Guess what happens then?
Cheers!
Cheers!
ping
Credit Default Swaps are a scam so big and so insane that even PT Barnum would have run away from them.
Interesting part of the link.
The Board of Governors contends that its separate from its member banks, including the Federal Reserve Bank of New York which runs the lending programs. Most documents relevant to the Bloomberg suit are at the Federal Reserve Bank of New York, which the Fed contends isnt subject to FOIA law. The Board of Governors has 231 pages of documents, which it is denying access to under an exemption under trade secrets
No, it's always true.
Derivatives can only move money between two parties. That's at most. Most times, no money will even move.
But no money is created or destroyed by derivatives.
Derivatives are economically neutral.
Derivatives are zero sum.
People who claim that financially neutral tools can destroy an economy do not understand basic economics.
Moving money, or not, between any two individuals creates no new wealth in the broader economy...and destroys no existing wealth, overall.
Thus, derivatives can neither boom nor bust an economy.
They are neutral.
IF party A is counting on party B to reimburse them for losses, and party B says, "I don't have the money to do this" I would think party A is up the creek.
Cheers!
Yup, but the economy in aggregate doesn’t care if you have money (Party A) or if I have that money (Party B).
Moving the same money from Party A to Party B creates no new wealth, and destroys no old wealth.

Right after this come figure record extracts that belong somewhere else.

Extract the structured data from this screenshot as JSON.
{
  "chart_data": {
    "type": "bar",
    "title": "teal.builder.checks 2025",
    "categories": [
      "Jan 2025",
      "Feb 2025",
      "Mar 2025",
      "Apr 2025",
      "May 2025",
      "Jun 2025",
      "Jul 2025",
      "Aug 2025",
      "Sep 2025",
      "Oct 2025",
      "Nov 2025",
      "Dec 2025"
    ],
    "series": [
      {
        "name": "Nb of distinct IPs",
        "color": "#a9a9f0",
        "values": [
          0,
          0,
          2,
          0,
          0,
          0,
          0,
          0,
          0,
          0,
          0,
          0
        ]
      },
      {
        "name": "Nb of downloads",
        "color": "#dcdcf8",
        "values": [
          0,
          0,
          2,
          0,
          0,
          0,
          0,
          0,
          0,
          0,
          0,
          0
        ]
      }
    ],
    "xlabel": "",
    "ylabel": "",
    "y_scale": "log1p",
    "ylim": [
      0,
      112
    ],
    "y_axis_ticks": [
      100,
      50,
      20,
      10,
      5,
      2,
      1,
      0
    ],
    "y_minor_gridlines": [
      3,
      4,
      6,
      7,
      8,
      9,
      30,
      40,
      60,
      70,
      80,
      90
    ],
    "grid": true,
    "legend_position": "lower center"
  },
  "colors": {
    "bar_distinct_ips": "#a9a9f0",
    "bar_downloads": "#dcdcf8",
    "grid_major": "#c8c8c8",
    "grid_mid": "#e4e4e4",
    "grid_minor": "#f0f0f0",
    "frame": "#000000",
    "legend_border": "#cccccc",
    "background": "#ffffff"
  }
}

Such a move is financially neutral to the economy. Oh sure, Party A and B care, but not the whole economy.
That’s derivatives. The economy doesn’t care about economically neutral actions.
This, I think, is the problem -- the insurers of the CDS instruments (for example AIG) were levered at, oh, say, 50-1.
Which means that with a 3% fall in price of the things they were 'insuring' -- they get wiped out.
Which means the people who were counting on them to insure them--have to eat the losses.
Which they weren't counting on.
Which means they have to liquidate *other* assets to make up the shortfall.
Which drives down the price of the other assets.
Which affects the capitalization ratios of other players.
Which means the new players are subject to margin calls.
Which means *they* have to liquidate.
Apply, lather, crash.
Cheers!
The economy doesn’t care. Just because it impacts you doesn’t always mean that something impacts everyone else.
Whether I owe you money and can pay, or can’t pay, makes zero difference to the broader economy.
You just think that it *should*, but the total banking system will see the same level of deposits whether you have the money or me...be it nothing...no deposits...or something...some deposits.
I can owe you money. You can owe me money. Doesn’t matter to the broader economy. Same level of deposits in the bank either way, just from the accounts of different people.